Il ne se pressera pas, Valentin. Son bateau a besoin de quelques retouches après une longue hibernation. "Le cockpit et la trappe de caisson doivent être refaits. Ça prendra deux, trois semaines. Je reprendrai ensuite", affirme-t-il. Qualifié pour les championnats de France dans sa catégorie, il préfère prendre "le temps qu'il faut" pour retrouver l'eau.

Soleil et frilosité

"Vous tombez mal, c'est le calme plat aujourd'hui !" lance un trentenaire à la barbe bien fournie, à l'entrée du club-house. C'est Samuel Patin, le président de l'association Thiérache Sports Nature (TSN) dont fait partie le club de kayak, et il vient de ranger son matériel d'accueil. "Je l'avais installé ce matin, mais il a plu. Personne n'est venu". Au club, il y a la section entraînement. Et puis il y a celle des loisirs et du tourisme, conséquente dans le fonctionnement de l'association.
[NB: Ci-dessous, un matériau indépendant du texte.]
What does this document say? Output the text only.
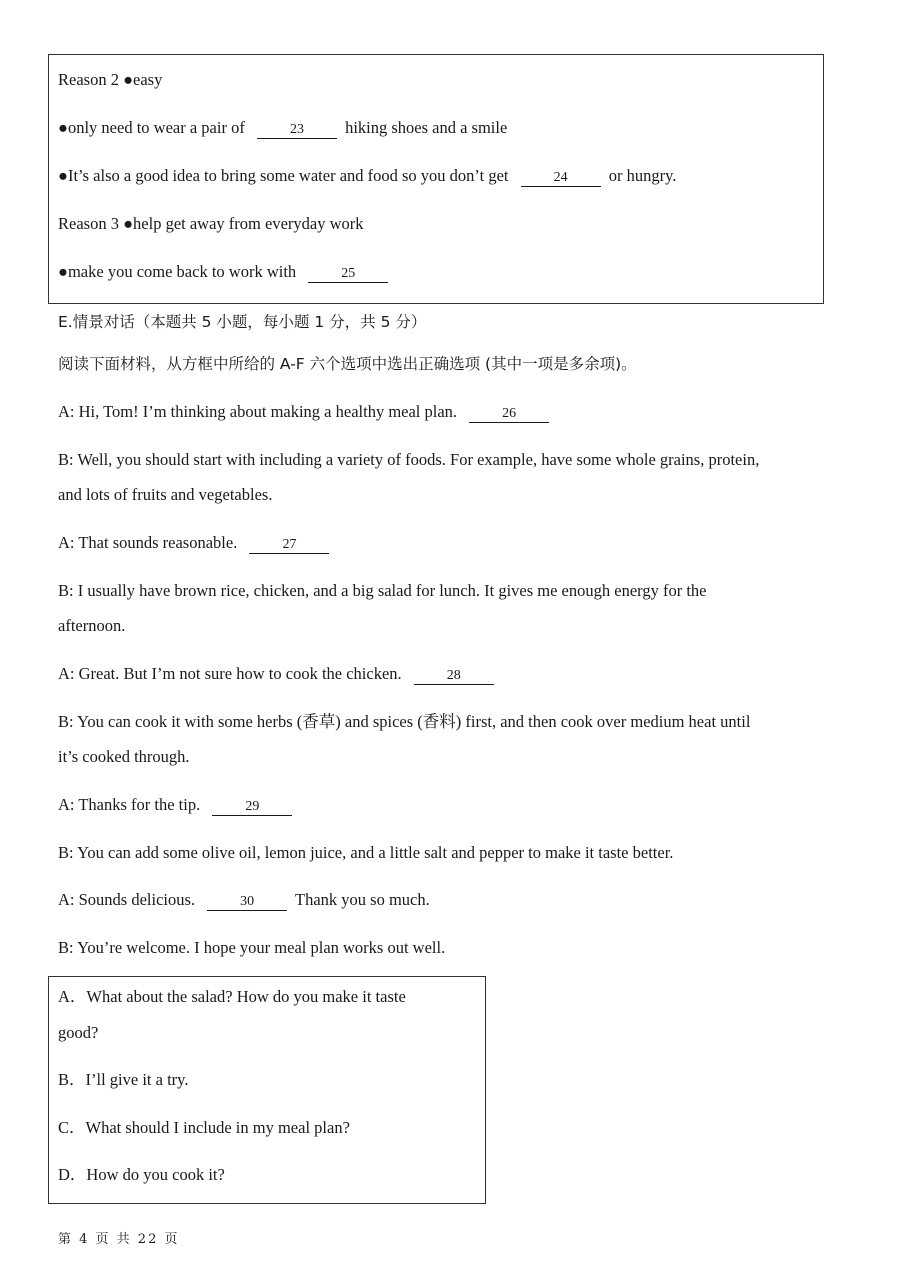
Reason 2 ●easy
●only need to wear a pair of	23 hiking shoes and a smile
●It’s also a good idea to bring some water and food so you don’t get	24 or hungry.
Reason 3 ●help get away from everyday work
●make you come back to work with	25
E.情景对话（本题共 5 小题，每小题 1 分，共 5 分）
阅读下面材料，从方框中所给的 A-F 六个选项中选出正确选项 (其中一项是多余项)。
A: Hi, Tom! I’m thinking about making a healthy meal plan.	26
B: Well, you should start with including a variety of foods. For example, have some whole grains, protein,
and lots of fruits and vegetables.
A: That sounds reasonable.	27
B: I usually have brown rice, chicken, and a big salad for lunch. It gives me enough energy for the
afternoon.
A: Great. But I’m not sure how to cook the chicken.	28
B: You can cook it with some herbs (香草) and spices (香料) first, and then cook over medium heat until
it’s cooked through.
A: Thanks for the tip.	29
B: You can add some olive oil, lemon juice, and a little salt and pepper to make it taste better.
A: Sounds delicious.	30 Thank you so much.
B: You’re welcome. I hope your meal plan works out well.
A．What about the salad? How do you make it taste
good?
B．I’ll give it a try.
C．What should I include in my meal plan?
D．How do you cook it?
第 4 页 共 22 页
"Les gens reculaient de dix pas"

Le Domaine de Blangy reste une sortie familiale, et l'association table une bonne partie de son chiffre d'affaires sur ces familles qui s'essayent, le temps d'une journée ou d'un week-end, au kayak. Pour Samuel, s'il n'y a pas foule, c'est non seulement à cause du mauvais temps, mais aussi en raison d'une certaine frilosité de la part des amateurs habituels. "Quand, après le déconfinement, on allait vers les gens pour leur proposer de faire un tour, c'était limite s'ils ne bondissaient pas dix pas en arrière."

Si marcher dans les rues redevient, petit à petit, normal, les activités de loisirs, surtout quand elles impliquent une manipulation d'objets partagés, provoquent encore une certaine méfiance. Luc, par exemple, casquette Nike retournée et baskets un peu terreuses, se contente encore de simples balades avec ses enfants autour de l'étang.  "Oh, c'est un peu notre routine de venir ici à chaque printemps avec les gamins", lâche-t-il, l'air perpétuellement amusé. "Là, je ne sais pas, je ne suis pas à l'aise avec le fait de faire mes enfants toucher un bateau que d'autres ont déjà utilisé, même si je sais que tout est sûrement fait dans les règles. On attendra un peu, on n'est pas pressés non plus !" 

Désinfection méthodique des kayaks

Le dispositif mis en place par Samuel laisse pourtant penser qu'effectivement, rien n'est à craindre. Deux grands bacs encadrent une table placée à l'entrée du club. On y trouve gel hydroalcoolique et gants. Le premier bac est vert pomme, il contient les pagaies lavées et désinfectées. Le deuxième est rouge, et l'équipe de TSN y range les pagaies qui ont déjà servi et qui doivent être nettoyées. Sur le côté, quelques kayaks sont retournés dans le gazon et sèchent lentement. "On les laisse inutilisés pendant deux jours, alors que les études montrent que le virus meurt au bout de six heures sur cette matière. On est donc plus que prudents", se félicite Samuel.

 

Le problème, c'est que cette méthode très précautionneuse n'est parfaitement tenable que quand les flux sont maigres, comme c'est le cas depuis le début du déconfinement. Mais l'affaire sera autrement plus compliquée à gérer si l'été amène les foules habituelles. "En temps normal, l'été, on a jusqu'à 450 personnes par jour pour les kayaks. Avec cette méthode de nettoyage et de désinfection, on peut accueillir un maximum de 200 personnes par jour". Pour autant, Samuel ne s'inquiète pas encore outre-mesure : "On attend les prochaines annonces gouvernementales. Chaque chose en son temps".